In the passing game, Barton shows a lot of flashes. One of my favorite things he does is he uses a ton of variation in his set throughout a game, whereas primarily a vertical setter, he will often use a jump set or diagonal set to take the air out of the rush and will even parlay multiple sets into the same play. He plays with good foot repetition/reactivity and shows a good foundation of hand usage and strike confidence, but both are in need of improvement for the next level. The passing game is where Barton can make the most improvements in his game. For Barton to maintain or grow his draft stock, he’ll need to cut down the inside pressures. Oftentimes these pressures come as a byproduct of the vertical set, as well as poor anticipation of an inside move.

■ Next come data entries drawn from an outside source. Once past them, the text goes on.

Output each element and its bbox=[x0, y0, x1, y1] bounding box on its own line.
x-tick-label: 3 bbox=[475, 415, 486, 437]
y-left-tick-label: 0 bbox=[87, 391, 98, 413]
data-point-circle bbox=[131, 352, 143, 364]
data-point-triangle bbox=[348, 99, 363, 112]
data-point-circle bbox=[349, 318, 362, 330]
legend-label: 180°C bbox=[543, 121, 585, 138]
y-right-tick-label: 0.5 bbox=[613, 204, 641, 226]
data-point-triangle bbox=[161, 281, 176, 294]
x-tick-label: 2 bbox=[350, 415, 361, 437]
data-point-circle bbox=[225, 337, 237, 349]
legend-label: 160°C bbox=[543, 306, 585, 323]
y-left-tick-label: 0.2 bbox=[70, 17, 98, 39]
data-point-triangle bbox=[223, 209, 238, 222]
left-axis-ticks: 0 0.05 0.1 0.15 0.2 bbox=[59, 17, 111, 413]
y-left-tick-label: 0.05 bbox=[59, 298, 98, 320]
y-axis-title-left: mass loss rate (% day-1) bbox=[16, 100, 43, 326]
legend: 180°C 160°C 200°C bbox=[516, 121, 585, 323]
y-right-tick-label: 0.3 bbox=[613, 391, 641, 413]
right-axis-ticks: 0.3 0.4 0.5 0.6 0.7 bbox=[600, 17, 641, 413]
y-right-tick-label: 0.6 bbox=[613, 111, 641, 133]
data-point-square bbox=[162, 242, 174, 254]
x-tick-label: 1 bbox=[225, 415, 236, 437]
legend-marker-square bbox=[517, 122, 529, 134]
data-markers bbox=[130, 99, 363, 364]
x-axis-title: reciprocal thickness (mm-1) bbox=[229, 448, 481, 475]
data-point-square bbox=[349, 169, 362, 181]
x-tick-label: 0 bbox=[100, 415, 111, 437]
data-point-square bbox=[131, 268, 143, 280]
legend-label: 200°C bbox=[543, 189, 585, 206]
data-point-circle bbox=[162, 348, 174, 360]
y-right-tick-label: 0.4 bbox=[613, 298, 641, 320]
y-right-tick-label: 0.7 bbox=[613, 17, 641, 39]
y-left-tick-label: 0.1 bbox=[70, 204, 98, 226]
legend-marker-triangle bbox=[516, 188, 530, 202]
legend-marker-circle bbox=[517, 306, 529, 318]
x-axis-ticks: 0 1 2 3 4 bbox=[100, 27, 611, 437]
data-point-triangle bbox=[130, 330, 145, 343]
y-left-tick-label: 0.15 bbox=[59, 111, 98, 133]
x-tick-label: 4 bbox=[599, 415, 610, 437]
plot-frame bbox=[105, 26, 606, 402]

I mentioned earlier how it was easy to fall in love with Graham’s game and for me, it may be even easier to visualize his success at the next level. When I watch him play, I leave with no questions in regard to his demeanor, attitude, and football character. What makes him even more exciting is the prospect of moving him around to different spots. He has experience starting at center which opens up the conversation for him being a five-position player.

Prospect Projection: Day 1 — Pro Bowl Caliber

The addition of an offensive lineman will make Dolphins OC Frank Smith, QB Coach Darrell Bevell, and head coach Mike McDaniel sleep easier I am sure to help keep Tua healthy.